South America Calling
Alastair Stewart South America Correspondent

Wednesday 08/07/13

Brazil and Farm Growth

Brazil is important to grain markets, not only because of the massive crops it now produces but also because it is where the next acre of soy and corn will be planted to meet global demand for feed and food over the next decades.

Area will grow here, rather than elsewhere, because the South American country is the only major grain producer with significant land resources still available, according to common thinking.

Brazil has 200 million acres of land that can be converted into grain production without touching the rainforests, government and industry claim.

But recent studies indicate the real figure may be smaller, and technology will be as important as physical expansion in boosting local production over the next decades.

According to data compiled by Embrapa, the Brazilian state crop research agency, agricultural area actually fell 12% between 1985 and 2006, although acreage was still a princely 815 million acres

And area keeps on diminishing amid tighter environmental regulations, growing indigenous reserves and demands from logistics projects.

Meanwhile, after aggressive expansion in grain planting across the Cerrado over the past two decades, many of the easy acres in the frontier regions have now been planted.

"Ten years ago, there was ample area to expand in all the major farm frontiers. With the growth in planting and greater restrictions, scope for growth is now restricted in frontier areas like western Bahia (in the eastern Cerrado)," said Evaristo Eduardo de Mirando, an Embrapa researcher.

Still, there remains plenty of pasture for soybean farmers to expand on, you may say. But the reality is that much of it is not suitable for grain production, according to a survey compiled by Agroconsult, a local farm consultancy.

Of Brazil's 440 million acres of pasture, only 17.8% sits above 500 meters (1,640 feet), which is seen as ideal for grain farming. Meanwhile, some 7% is on steep slopes, which would preclude conversion to row crops, the consultancies estimate.

Furthermore, a fair portion of the suitable pasture is in scattered isolated regions, which makes it difficult, and expensive, to transport grains to port.

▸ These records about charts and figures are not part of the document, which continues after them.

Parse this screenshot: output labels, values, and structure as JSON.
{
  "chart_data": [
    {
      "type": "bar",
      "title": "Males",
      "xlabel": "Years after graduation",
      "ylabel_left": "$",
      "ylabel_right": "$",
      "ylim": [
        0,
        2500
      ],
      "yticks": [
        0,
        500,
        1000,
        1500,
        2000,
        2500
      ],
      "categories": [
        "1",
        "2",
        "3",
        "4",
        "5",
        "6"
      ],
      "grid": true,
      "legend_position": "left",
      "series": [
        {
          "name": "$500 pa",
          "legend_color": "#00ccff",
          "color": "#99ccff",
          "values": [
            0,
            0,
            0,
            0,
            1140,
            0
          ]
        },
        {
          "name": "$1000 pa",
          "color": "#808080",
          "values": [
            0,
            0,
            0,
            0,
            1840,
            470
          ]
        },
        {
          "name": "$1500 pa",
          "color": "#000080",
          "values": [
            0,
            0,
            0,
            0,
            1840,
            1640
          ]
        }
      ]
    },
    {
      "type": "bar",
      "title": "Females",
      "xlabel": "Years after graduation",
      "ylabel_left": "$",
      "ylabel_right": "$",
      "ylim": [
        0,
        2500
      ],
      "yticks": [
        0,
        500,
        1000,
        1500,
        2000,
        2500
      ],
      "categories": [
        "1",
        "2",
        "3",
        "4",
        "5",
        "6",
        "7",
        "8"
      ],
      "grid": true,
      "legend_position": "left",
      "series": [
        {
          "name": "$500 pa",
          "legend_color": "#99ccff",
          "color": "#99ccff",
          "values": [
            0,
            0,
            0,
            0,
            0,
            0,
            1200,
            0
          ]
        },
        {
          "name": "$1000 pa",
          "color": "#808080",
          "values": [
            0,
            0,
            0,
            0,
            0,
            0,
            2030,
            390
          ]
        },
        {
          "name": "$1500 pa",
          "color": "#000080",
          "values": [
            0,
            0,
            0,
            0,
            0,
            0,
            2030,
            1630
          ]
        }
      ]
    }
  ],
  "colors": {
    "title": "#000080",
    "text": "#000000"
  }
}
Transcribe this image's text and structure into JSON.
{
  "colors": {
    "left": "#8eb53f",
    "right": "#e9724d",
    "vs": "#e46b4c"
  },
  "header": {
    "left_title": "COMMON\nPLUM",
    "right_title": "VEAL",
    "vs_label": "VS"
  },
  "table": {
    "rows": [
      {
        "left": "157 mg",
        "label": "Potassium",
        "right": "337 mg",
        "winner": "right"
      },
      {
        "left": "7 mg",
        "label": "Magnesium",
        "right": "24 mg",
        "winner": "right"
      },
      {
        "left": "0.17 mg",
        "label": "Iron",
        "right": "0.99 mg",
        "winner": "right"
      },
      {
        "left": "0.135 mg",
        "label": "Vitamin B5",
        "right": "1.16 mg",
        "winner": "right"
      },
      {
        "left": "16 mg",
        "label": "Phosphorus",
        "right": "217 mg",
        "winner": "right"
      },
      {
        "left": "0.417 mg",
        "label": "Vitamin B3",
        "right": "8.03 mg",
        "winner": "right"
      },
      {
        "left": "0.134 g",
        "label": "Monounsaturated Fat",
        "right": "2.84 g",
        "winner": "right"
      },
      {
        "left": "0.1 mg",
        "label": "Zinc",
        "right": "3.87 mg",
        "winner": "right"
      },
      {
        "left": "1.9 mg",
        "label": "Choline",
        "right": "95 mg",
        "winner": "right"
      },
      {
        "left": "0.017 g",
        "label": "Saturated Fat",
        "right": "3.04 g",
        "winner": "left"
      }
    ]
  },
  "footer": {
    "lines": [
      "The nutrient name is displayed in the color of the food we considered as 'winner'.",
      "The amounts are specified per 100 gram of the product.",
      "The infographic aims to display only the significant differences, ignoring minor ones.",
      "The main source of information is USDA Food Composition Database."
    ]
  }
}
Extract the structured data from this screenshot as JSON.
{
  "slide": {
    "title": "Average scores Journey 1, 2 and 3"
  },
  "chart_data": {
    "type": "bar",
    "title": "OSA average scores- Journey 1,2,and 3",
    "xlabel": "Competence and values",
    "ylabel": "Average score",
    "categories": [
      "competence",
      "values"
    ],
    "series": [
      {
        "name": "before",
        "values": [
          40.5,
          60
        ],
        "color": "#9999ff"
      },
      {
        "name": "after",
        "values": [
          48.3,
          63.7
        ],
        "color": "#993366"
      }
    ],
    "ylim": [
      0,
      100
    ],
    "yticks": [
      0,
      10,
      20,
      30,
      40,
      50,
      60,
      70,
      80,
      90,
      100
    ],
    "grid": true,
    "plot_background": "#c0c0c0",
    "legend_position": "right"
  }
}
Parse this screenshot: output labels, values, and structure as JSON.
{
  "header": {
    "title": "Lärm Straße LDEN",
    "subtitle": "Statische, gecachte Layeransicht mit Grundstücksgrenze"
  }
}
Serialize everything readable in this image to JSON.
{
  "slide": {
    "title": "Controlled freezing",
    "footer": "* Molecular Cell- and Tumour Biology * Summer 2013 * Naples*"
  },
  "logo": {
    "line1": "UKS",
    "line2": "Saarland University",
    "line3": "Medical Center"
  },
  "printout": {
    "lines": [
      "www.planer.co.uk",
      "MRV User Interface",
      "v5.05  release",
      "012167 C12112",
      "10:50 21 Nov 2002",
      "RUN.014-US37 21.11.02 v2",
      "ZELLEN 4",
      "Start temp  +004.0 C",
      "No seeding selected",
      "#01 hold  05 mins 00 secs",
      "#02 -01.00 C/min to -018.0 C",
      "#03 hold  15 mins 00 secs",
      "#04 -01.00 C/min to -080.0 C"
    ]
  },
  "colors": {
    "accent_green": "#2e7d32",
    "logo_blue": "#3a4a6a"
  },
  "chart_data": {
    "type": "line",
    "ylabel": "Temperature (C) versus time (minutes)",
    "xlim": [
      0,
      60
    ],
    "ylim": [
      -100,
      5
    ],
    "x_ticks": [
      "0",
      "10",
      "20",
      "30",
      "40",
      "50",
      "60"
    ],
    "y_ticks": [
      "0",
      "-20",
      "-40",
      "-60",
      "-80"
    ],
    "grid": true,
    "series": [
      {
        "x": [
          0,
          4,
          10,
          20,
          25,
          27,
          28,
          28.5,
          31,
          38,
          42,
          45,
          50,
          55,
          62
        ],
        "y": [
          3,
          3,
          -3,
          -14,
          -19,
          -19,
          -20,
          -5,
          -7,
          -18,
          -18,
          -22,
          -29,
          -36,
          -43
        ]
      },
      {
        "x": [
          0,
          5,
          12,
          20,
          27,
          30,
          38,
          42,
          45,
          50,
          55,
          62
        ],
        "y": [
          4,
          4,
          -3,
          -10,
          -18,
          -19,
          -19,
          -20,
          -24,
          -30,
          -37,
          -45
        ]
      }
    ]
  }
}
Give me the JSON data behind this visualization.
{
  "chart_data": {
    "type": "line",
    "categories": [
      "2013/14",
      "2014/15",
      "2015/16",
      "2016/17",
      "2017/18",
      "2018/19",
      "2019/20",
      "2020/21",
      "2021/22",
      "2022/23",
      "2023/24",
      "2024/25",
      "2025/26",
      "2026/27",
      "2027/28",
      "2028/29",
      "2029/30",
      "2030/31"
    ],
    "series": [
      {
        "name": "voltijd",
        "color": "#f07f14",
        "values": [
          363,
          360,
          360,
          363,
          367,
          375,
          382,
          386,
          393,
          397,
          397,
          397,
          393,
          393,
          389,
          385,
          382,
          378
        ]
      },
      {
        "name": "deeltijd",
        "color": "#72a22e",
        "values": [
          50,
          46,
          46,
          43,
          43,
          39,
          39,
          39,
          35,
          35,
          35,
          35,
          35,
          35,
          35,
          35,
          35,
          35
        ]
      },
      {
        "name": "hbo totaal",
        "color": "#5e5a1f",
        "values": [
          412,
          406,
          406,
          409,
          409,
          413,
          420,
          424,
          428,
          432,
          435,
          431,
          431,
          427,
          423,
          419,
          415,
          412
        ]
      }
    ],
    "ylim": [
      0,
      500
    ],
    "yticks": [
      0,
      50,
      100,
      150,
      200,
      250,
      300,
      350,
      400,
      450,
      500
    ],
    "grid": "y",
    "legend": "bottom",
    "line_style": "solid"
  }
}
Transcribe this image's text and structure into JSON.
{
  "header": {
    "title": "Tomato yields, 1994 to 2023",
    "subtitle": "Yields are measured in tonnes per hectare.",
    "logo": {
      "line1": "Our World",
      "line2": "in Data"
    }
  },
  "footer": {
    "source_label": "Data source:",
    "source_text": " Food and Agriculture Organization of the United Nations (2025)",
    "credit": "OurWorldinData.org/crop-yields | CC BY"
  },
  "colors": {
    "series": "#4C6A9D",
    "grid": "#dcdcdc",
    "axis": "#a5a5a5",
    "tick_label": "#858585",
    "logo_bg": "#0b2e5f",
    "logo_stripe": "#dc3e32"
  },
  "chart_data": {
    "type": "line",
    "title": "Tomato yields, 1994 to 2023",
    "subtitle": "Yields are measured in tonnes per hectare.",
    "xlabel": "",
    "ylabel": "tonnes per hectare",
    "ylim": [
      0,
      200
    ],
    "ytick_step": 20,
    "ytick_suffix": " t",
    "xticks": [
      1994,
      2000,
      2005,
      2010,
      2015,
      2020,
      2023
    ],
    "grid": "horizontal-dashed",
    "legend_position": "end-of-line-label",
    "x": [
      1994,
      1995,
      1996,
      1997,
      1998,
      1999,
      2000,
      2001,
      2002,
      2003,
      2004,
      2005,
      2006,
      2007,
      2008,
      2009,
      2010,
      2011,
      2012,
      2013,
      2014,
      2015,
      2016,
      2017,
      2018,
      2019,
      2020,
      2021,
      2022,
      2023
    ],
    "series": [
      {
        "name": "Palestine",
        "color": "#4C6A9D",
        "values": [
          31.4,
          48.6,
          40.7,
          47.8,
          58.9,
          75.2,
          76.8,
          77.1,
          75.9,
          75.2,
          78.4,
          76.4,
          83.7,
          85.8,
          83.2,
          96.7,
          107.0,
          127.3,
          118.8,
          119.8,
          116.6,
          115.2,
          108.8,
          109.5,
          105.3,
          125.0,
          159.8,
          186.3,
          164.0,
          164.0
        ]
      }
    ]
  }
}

I am not saying Brazil won't be able to meet demand for extra production over the next decade.

But its ability to satisfy future customers has as much to do with the adoption of technologies that will increase the usage and yields on existing farmland as physical expansion.

Over the last decade, the adoption of double cropping across large parts of Brazil's south and center-west over the last decade has been more important to the expansion of grain production than the conversion of degraded pasture.

There is still plenty of scope to expand area on which corn directly follows a summer crop of soybeans and more area will become available, if farmers master the technology for a third planting of pasture, or other crops, after the second-crop corn over the coming years.

The success of planting corn after soy means that the oilseed is now the dominant summer crop across most of Brazil, even driving out sugarcane in some areas.

The soybean has risen to dominate the Brazilian farm sector on the back of surging Chinese demand. The appetite for the oilseed from the Middle Kingdom, which has made Brazil the world's No. 1 agricultural exporter, will likely grow further over the next decade and the soybean should continue to dominate, although meat production will likely gain greater prominence, analysts say.